CAR-T therapy, also known as chimeric antigen receptor T cell therapy, is to inject human T cells into the patient’s body after genetic engineering means in vitro modification for the treatment of diseases. CAR-T technology has gradually developed, and clinical results have shown that CAR-T cells have great advantages in the treatment of hematological malignancies. However, with the deepening of research and the continuous increase of applications, the adverse effects of CAR-T treatment have gradually been recognized and paid attention to.
Recently, Nature Reviews Cancer published an article entitled Recent advances and discoveries in the mechanisms and functions of CAR T cells, which mainly introduced the effectiveness and safety of CAR-T treatment in the past three years.
CAR-T cell therapy
1 CAR-T cell therapy
CAR-T cell is a single-chain variable region (scFv) of antibody chimerized with T cell surface receptor on T cell, which is mainly composed of three parts: extracellular region, transmembrane region and intracellular region. The extracellular region is usually a single-chain antibody (scFv), which is responsible for recognizing and binding to the target antigen; the transmembrane region is the hinge or spacer, which anchors the scFv to the cell membrane; the intracellular signal domain is composed of costimulatory factors and CD3 signal domains . When the antigen is recognized and combined, a stimulus signal is generated and transmitted to the intracellular signal domain, and T cells are activated and exert effector functions.
Structure of CAR-T
The first generation of CARs consisted of an extracellular antigen recognition region, a single-chain variable fragment (scFv), fused with a transmembrane region and an intracellular signal domain of the T cell receptor (TCR) CD3ζ molecule [1-4]. However, due to the slow expansion and poor durability of the first generation of CAR-T cells, they have little effect in clinical trials .
The second-generation CARs contain a costimulatory domain, which is derived from the CD28 or 4-1BB domain, located between the transmembrane region and the CD3 signaling domain. The results of the study show that targeting CD19 second-generation CAR-T cells have significant effects in clinical treatment. In 2017, the US FDA approved the first CAR-T product targeting CD19 to be launched on the market . The third-generation CARs added a costimulatory domain to the second-generation CAR to enhance T cell signal transduction. The subsequent development of multiple generations of CAR molecules will not be repeated here.
At present, the FDA has approved a total of 4 CAR-T drugs for marketing.
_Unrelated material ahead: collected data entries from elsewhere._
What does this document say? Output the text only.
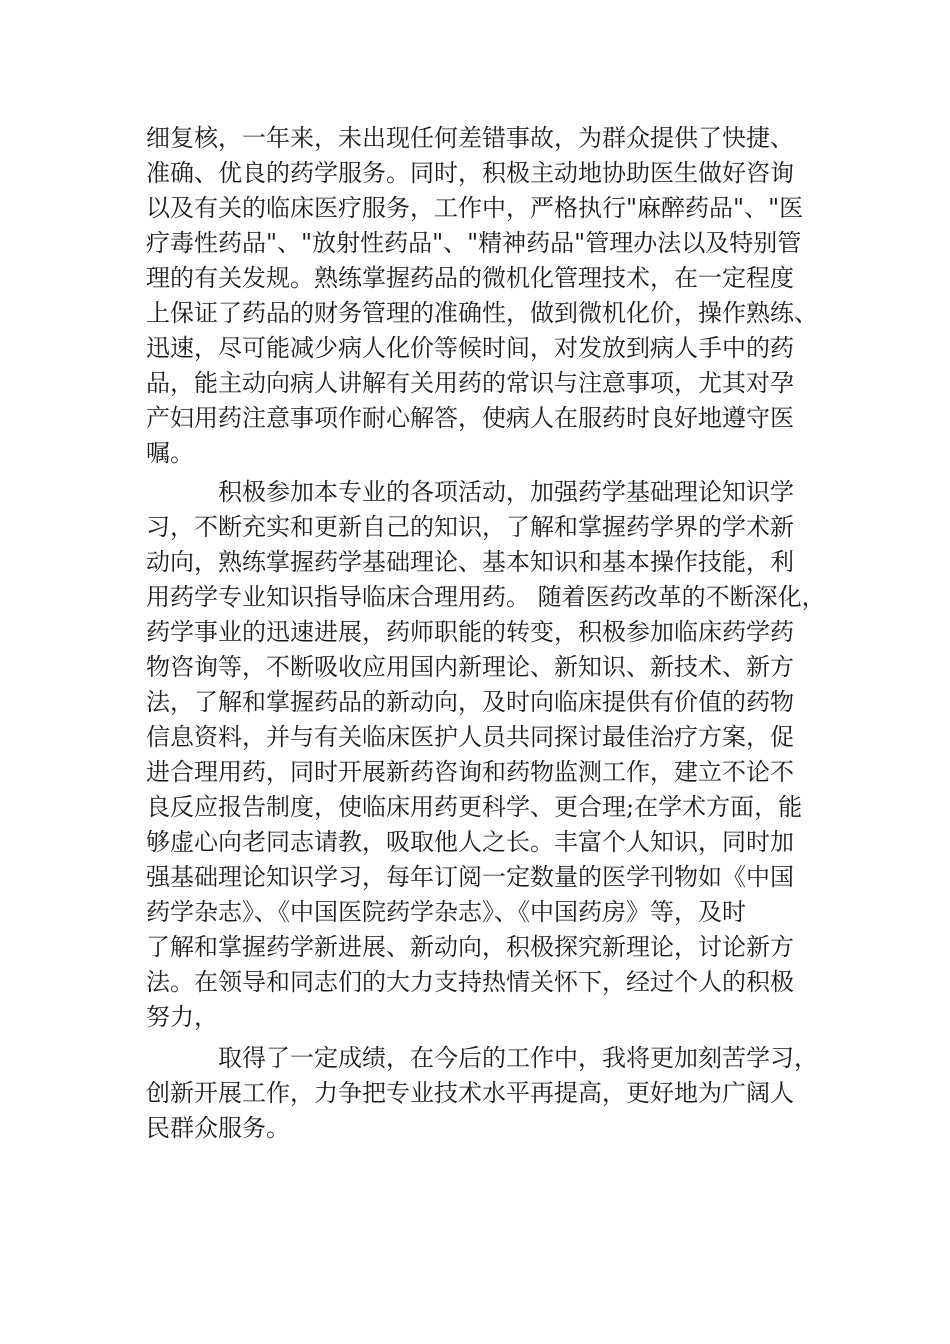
细复核，一年来，未出现任何差错事故，为群众提供了快捷、
准确、优良的药学服务。同时，积极主动地协助医生做好咨询
以及有关的临床医疗服务，工作中，严格执行"麻醉药品"、"医
疗毒性药品"、"放射性药品"、"精神药品"管理办法以及特别管
理的有关发规。熟练掌握药品的微机化管理技术，在一定程度
上保证了药品的财务管理的准确性，做到微机化价，操作熟练、
迅速，尽可能减少病人化价等候时间，对发放到病人手中的药
品，能主动向病人讲解有关用药的常识与注意事项，尤其对孕
产妇用药注意事项作耐心解答，使病人在服药时良好地遵守医
嘱。
积极参加本专业的各项活动，加强药学基础理论知识学
习，不断充实和更新自己的知识，了解和掌握药学界的学术新
动向，熟练掌握药学基础理论、基本知识和基本操作技能，利
用药学专业知识指导临床合理用药。 随着医药改革的不断深化，
药学事业的迅速进展，药师职能的转变，积极参加临床药学药
物咨询等，不断吸收应用国内新理论、新知识、新技术、新方
法，了解和掌握药品的新动向，及时向临床提供有价值的药物
信息资料，并与有关临床医护人员共同探讨最佳治疗方案，促
进合理用药，同时开展新药咨询和药物监测工作，建立不论不
良反应报告制度，使临床用药更科学、更合理;在学术方面，能
够虚心向老同志请教，吸取他人之长。丰富个人知识，同时加
强基础理论知识学习，每年订阅一定数量的医学刊物如《中国
药学杂志》、《中国医院药学杂志》、《中国药房》等，及时
了解和掌握药学新进展、新动向，积极探究新理论，讨论新方
法。在领导和同志们的大力支持热情关怀下，经过个人的积极
努力，
取得了一定成绩，在今后的工作中，我将更加刻苦学习，
创新开展工作，力争把专业技术水平再提高，更好地为广阔人
民群众服务。
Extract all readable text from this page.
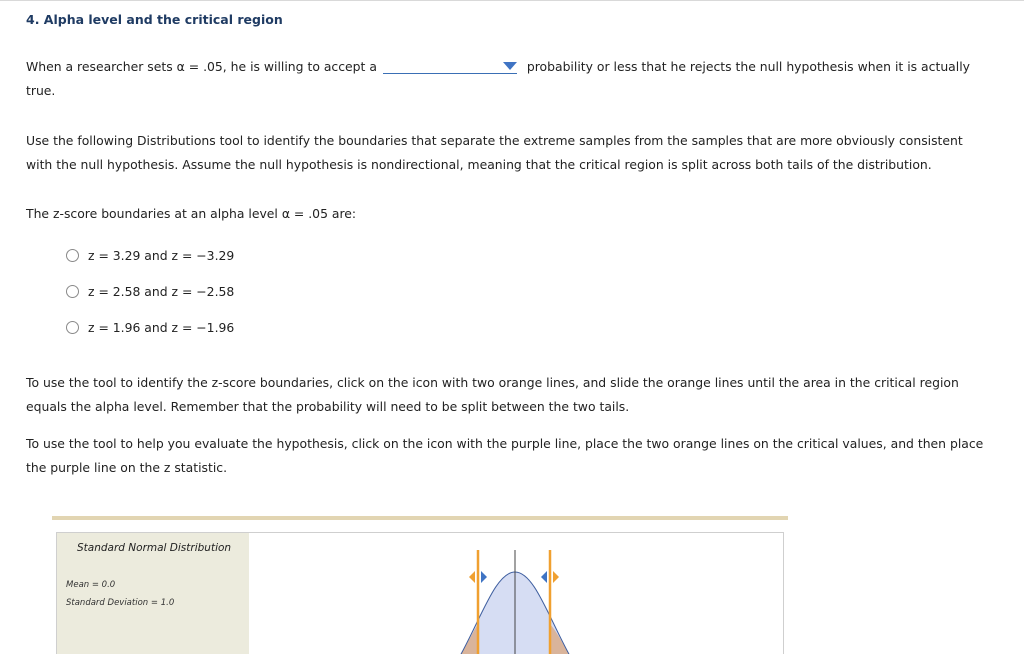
4. Alpha level and the critical region
When a researcher sets α = .05, he is willing to accept a	probability or less that he rejects the null hypothesis when it is actually true.
Use the following Distributions tool to identify the boundaries that separate the extreme samples from the samples that are more obviously consistent with the null hypothesis. Assume the null hypothesis is nondirectional, meaning that the critical region is split across both tails of the distribution.
The z-score boundaries at an alpha level α = .05 are:
z = 3.29 and z = −3.29
z = 2.58 and z = −2.58
z = 1.96 and z = −1.96
To use the tool to identify the z-score boundaries, click on the icon with two orange lines, and slide the orange lines until the area in the critical region equals the alpha level. Remember that the probability will need to be split between the two tails.
To use the tool to help you evaluate the hypothesis, click on the icon with the purple line, place the two orange lines on the critical values, and then place the purple line on the z statistic.
Standard Normal Distribution
Mean = 0.0
Standard Deviation = 1.0
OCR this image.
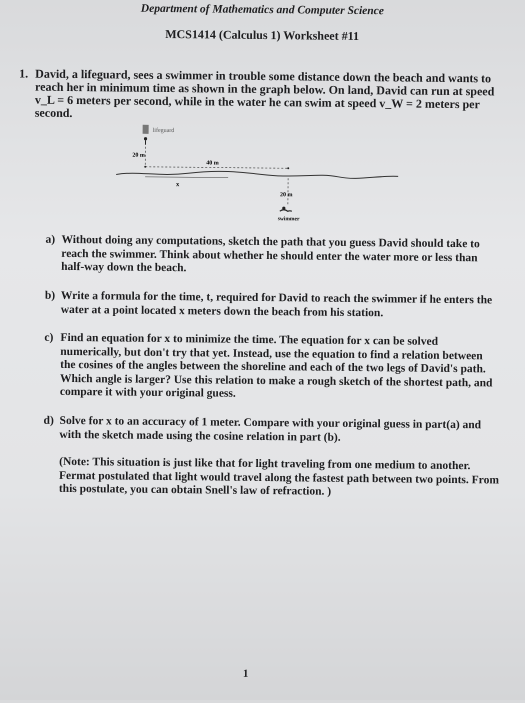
Department of Mathematics and Computer Science
MCS1414 (Calculus 1) Worksheet #11
1. David, a lifeguard, sees a swimmer in trouble some distance down the beach and wants to reach her in minimum time as shown in the graph below. On land, David can run at speed v_L = 6 meters per second, while in the water he can swim at speed v_W = 2 meters per second.
lifeguard
20 m
40 m
x
20 m
swimmer
a) Without doing any computations, sketch the path that you guess David should take to reach the swimmer. Think about whether he should enter the water more or less than half-way down the beach.
b) Write a formula for the time, t, required for David to reach the swimmer if he enters the water at a point located x meters down the beach from his station.
c) Find an equation for x to minimize the time. The equation for x can be solved numerically, but don't try that yet. Instead, use the equation to find a relation between the cosines of the angles between the shoreline and each of the two legs of David's path. Which angle is larger? Use this relation to make a rough sketch of the shortest path, and compare it with your original guess.
d) Solve for x to an accuracy of 1 meter. Compare with your original guess in part(a) and with the sketch made using the cosine relation in part (b).
(Note: This situation is just like that for light traveling from one medium to another. Fermat postulated that light would travel along the fastest path between two points. From this postulate, you can obtain Snell's law of refraction. )
1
CAR-T treatment has opened a new door for tumor treatment.
The first to third generation CAR-T
2 Toxic side effects of CAR-T cell therapy
As the saying goes, “It is a three-point drug”, during CAR-T treatment, side effects will also occur. Common clinically are cytokine storm (CRS) and neurotoxicity (Neurotoxicity). CRS patients usually present with fever, hypotension and respiratory insufficiency in the first week of CAR-T cell therapy, accompanied by high cytokine levels; neurotoxicity manifests as temporary working memory loss, confusion, seizures, etc. .
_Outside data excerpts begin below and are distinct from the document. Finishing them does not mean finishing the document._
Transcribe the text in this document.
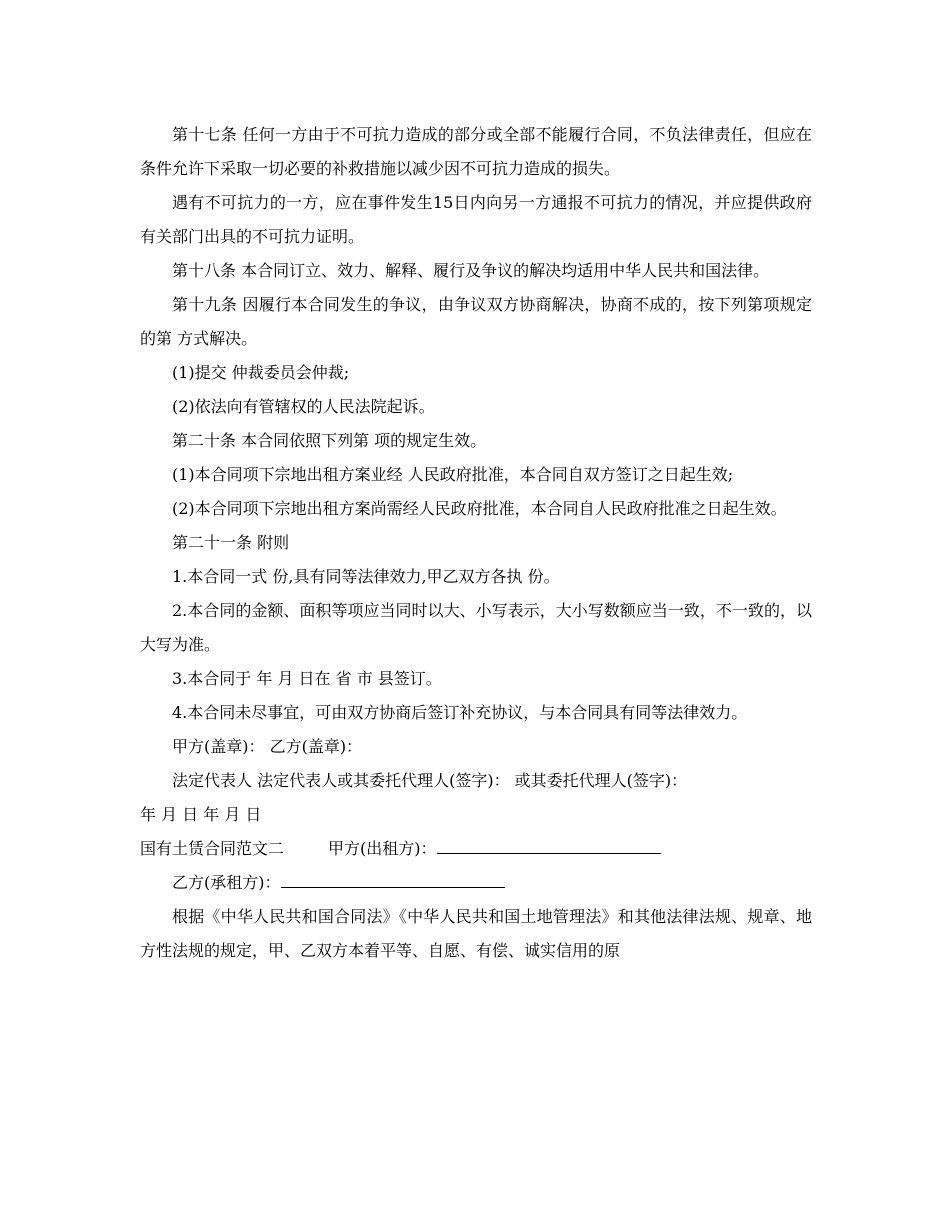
第十七条 任何一方由于不可抗力造成的部分或全部不能履行合同，不负法律责任，但应在条件允许下采取一切必要的补救措施以减少因不可抗力造成的损失。

遇有不可抗力的一方，应在事件发生15日内向另一方通报不可抗力的情况，并应提供政府有关部门出具的不可抗力证明。

第十八条 本合同订立、效力、解释、履行及争议的解决均适用中华人民共和国法律。

第十九条 因履行本合同发生的争议，由争议双方协商解决，协商不成的，按下列第项规定的第 方式解决。

(1)提交 仲裁委员会仲裁;

(2)依法向有管辖权的人民法院起诉。

第二十条 本合同依照下列第 项的规定生效。

(1)本合同项下宗地出租方案业经 人民政府批准，本合同自双方签订之日起生效;

(2)本合同项下宗地出租方案尚需经人民政府批准，本合同自人民政府批准之日起生效。

第二十一条 附则

1.本合同一式 份,具有同等法律效力,甲乙双方各执 份。

2.本合同的金额、面积等项应当同时以大、小写表示，大小写数额应当一致，不一致的，以大写为准。

3.本合同于 年 月 日在 省 市 县签订。

4.本合同未尽事宜，可由双方协商后签订补充协议，与本合同具有同等法律效力。

甲方(盖章)： 乙方(盖章)：

法定代表人 法定代表人或其委托代理人(签字)： 或其委托代理人(签字)：

年 月 日 年 月 日

国有土赁合同范文二	甲方(出租方)：

乙方(承租方)：

根据《中华人民共和国合同法》《中华人民共和国土地管理法》和其他法律法规、规章、地方性法规的规定，甲、乙双方本着平等、自愿、有偿、诚实信用的原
Side effects of CAR-T treatment
- Intervene in cytokines, antibodies block IL-1, IL-6 and GM-CSF, and block excessive inflammation.
- To control the excessive activation of T cells, use tyrosine kinase inhibitors to block activation signal transduction.
- Chemical drugs block the excessive release of cytokines, and methine is used to block catecholamine-like effects.
3 Resistance to CAR-T cell therapy
In addition to toxic reactions, resistance problems can also arise during CAR-T treatment, which can be divided into two aspects, antigen-dependent and non-antigen-dependent, according to the different mechanisms.
- Loss of target antigen (refers to the CAR molecule being able to remove the target antigen from tumor cells and internalize it to reduce the antigen density on tumor cells).
- The gene mutation of the target antigen causes the target not to be effectively recognized.
- The target epitope is masked.
- (1) Design multi-targeted CAR molecules;
- (2) Increase the expression of target antigens;
- (3) Improve the affinity of scFv and target antigens, which may help CAR-T cells recognize low-density target antigens.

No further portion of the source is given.